Families with children born in 2003 will claim a full $1,000 tax credit on their tax returns next year.

``This clearly is a win for working families, it's a win for the economy, and it's certainly a win for fiscal responsibility,'' said Maine Republican Senator Olympia Snowe, who backed the agreement with Arkansas Democrat Blanche Lincoln.

The Senate's bill would have no effect on federal deficits because lawmakers would raise Customs Department fees by an equivalent $10 billion.

House Republican leaders said they would consider adding child tax cuts only as part of broader tax legislation.

``We may want to do that, in the proper way, under regular order,'' House Majority Leader Tom DeLay said in a floor speech. ``We may have two or three more tax bills in this Congress.''

The House may consider the child tax credit next week, said John Feehery, spokesman for House Speaker Dennis Hastert. ``We'll probably do something much more aggressive,'' Feehrey said in an interview.

`Disjointed Discussion'

If the deal fails to become law, up to 6 million low-income families with incomes of less than $26,625 wouldn't receive a check because they don't pay enough in income taxes to claim the credit. Republicans initially argued families that pay no income taxes shouldn't get a payment from the government.

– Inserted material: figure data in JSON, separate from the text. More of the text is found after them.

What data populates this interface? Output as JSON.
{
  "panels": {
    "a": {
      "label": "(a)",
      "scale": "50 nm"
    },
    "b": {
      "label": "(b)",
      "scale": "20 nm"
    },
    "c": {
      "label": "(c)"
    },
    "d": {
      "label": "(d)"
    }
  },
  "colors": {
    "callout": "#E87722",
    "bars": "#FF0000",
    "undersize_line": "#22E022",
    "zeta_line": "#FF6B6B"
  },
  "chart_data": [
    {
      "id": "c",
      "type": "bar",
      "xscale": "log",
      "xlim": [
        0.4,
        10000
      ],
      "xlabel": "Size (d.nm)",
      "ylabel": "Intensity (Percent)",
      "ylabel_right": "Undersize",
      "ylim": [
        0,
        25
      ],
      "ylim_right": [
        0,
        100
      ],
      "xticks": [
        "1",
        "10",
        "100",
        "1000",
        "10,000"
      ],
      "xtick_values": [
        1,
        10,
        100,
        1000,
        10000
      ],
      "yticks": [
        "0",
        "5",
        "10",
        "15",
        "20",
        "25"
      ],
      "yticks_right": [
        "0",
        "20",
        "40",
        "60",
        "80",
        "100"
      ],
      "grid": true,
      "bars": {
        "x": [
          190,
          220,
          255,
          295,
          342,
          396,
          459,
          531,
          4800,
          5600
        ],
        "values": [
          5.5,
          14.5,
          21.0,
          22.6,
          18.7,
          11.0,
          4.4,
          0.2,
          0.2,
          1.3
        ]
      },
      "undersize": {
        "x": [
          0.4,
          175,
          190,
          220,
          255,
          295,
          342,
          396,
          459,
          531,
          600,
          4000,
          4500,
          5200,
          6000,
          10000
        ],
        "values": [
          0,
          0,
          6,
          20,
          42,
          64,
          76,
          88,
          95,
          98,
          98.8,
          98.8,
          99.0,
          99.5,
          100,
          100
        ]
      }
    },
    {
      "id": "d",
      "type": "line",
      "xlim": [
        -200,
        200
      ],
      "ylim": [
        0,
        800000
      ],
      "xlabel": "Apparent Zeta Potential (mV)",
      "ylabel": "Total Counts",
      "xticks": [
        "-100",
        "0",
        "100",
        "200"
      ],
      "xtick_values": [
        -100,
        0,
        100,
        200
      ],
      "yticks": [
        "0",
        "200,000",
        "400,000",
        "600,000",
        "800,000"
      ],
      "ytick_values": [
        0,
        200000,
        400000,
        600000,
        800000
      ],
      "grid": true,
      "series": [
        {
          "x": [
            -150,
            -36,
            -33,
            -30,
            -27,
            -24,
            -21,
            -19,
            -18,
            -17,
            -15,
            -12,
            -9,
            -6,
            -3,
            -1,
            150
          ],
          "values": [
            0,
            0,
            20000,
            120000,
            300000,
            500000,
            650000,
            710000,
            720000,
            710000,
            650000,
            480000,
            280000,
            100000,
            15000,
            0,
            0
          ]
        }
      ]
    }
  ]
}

Breaking with her party, Snowe said many of those families pay payroll taxes used to fund Social Security and Medicare retirement programs. Many of those families already receive an earned income tax credit that increases based on the number of children in the family that is intended to offset that tax burden.

The final agreement drops provisions that would offset its revenue effects by adopting a ban on accounting techniques such as those used by Enron Corp. to avoid paying U.S. taxes.

Families with income less than $26,625 were excluded from the tax law, Democrats say, to accommodate reductions in capital gains and dividends taxes, most of which benefit high-income investors.

Grassley said the provision was omitted because of ``disjointed discussion and decision-making'' among himself, House Ways and Means Committee Chairman Bill Thomas and Vice President Dick Cheney.